Morning brought them back with vengeance. As belts
climbed
back on vacillating hips, claiming
ownership,

an old Wife would
strike! Agitated clouds would roll in, graying their eyes.
A former storm taking them back
to when they met her.

And she will take you away, too. Back to
dirty streets of Scotland,
to poison you
with silk stockings.

He Is Allergic To Peanuts

We cooked, cooked together
smashed meat with boulders and fried it
on rocks. We drilled into eggs and
drank the yolk from it’s own shell.

We smiled at each other with leftovers
in our teeth…

I grated peanuts into piles of peanut dust behind my back, while
he played a song that
reminded him of me.

The music tickled on and he sang
and we sang together.
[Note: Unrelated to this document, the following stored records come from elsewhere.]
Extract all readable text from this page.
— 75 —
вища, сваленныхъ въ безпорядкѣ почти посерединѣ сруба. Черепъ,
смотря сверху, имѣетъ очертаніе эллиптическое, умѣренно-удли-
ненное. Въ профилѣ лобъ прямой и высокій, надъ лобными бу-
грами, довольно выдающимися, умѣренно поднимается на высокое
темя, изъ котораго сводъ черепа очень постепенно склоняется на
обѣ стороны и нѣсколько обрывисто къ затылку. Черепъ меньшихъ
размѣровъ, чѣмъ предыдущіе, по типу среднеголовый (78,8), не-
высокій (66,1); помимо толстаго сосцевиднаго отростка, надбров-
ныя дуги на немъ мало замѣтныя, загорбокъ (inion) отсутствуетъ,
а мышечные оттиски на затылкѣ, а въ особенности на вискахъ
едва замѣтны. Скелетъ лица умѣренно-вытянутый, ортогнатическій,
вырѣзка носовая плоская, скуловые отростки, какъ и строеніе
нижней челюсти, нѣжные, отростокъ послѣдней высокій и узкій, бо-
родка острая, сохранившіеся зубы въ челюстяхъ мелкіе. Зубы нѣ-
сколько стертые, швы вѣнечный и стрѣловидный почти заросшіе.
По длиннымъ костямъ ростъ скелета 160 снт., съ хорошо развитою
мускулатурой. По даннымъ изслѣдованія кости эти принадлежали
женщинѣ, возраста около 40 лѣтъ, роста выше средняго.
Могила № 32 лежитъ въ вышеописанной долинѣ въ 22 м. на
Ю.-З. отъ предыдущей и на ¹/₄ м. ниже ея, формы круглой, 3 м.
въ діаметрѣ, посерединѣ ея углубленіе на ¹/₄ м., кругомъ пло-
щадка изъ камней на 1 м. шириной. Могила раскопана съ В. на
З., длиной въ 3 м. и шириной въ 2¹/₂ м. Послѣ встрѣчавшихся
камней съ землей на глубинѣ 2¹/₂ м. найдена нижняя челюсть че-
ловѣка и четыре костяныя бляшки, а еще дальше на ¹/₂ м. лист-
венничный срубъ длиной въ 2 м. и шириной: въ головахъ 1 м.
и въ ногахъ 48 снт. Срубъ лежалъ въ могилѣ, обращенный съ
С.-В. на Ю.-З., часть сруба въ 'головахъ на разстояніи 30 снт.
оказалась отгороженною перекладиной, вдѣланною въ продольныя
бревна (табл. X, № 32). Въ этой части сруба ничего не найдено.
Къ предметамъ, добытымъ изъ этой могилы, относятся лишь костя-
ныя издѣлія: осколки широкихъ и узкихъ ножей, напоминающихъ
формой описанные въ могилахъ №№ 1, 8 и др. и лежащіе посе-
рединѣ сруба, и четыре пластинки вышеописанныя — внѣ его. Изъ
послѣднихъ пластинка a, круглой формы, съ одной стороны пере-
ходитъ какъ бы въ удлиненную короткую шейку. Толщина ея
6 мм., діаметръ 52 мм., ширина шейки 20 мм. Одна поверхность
We danced and we
danced together.
To the piano, we were not graceful
but the drums could tell we that we were delicate
and practiced; together.

My hand clutched the peanut dust tightly as
he held, held tightly onto my waist.
He spun me around to
face him, our eyes met.

He closed his eyes, we closed them together.
He leaned in to kiss me.
I leaned my lips to my hand and blew, blew
the dust in his face.

He was stunned – breathless. Choking, he fell to the floor, tears
puddling in his eyes and he cried,
we cried together.

 

 

Lampshade

The lampshade walked in the house
covered with dirt and cobwebs.
It had spent a few years in purgatory,
with tools, hoses, and rusty chains. It
infiltrated
my nostrils with the hardy
scent of automotive oil.

It walked out the day that he did. Hand-in-hand,
they stepped on clouds, right over my head they
stomped! The heavy weather came
pouring down on
my head. Lightning struck
me so hard that I couldn’t
move or breathe for…two years at least!

I just stood. Struck into that moment.

Recently, I saw him walking back. He
noticed that I stood still; staring in his direction.
He took my hand and guided me out from
beneath the clouds and he sat me down on the couch.

That was when the lampshade walked in. Covered
in the filth that I stared at for so long.
I pulled out the vacuum and sucked the
grit out of the shade, polished it and handed it to him.

I watched him set up the base of the lamp and helped
him search for a brand new lightbulb. One had been
sitting around for just this occasion.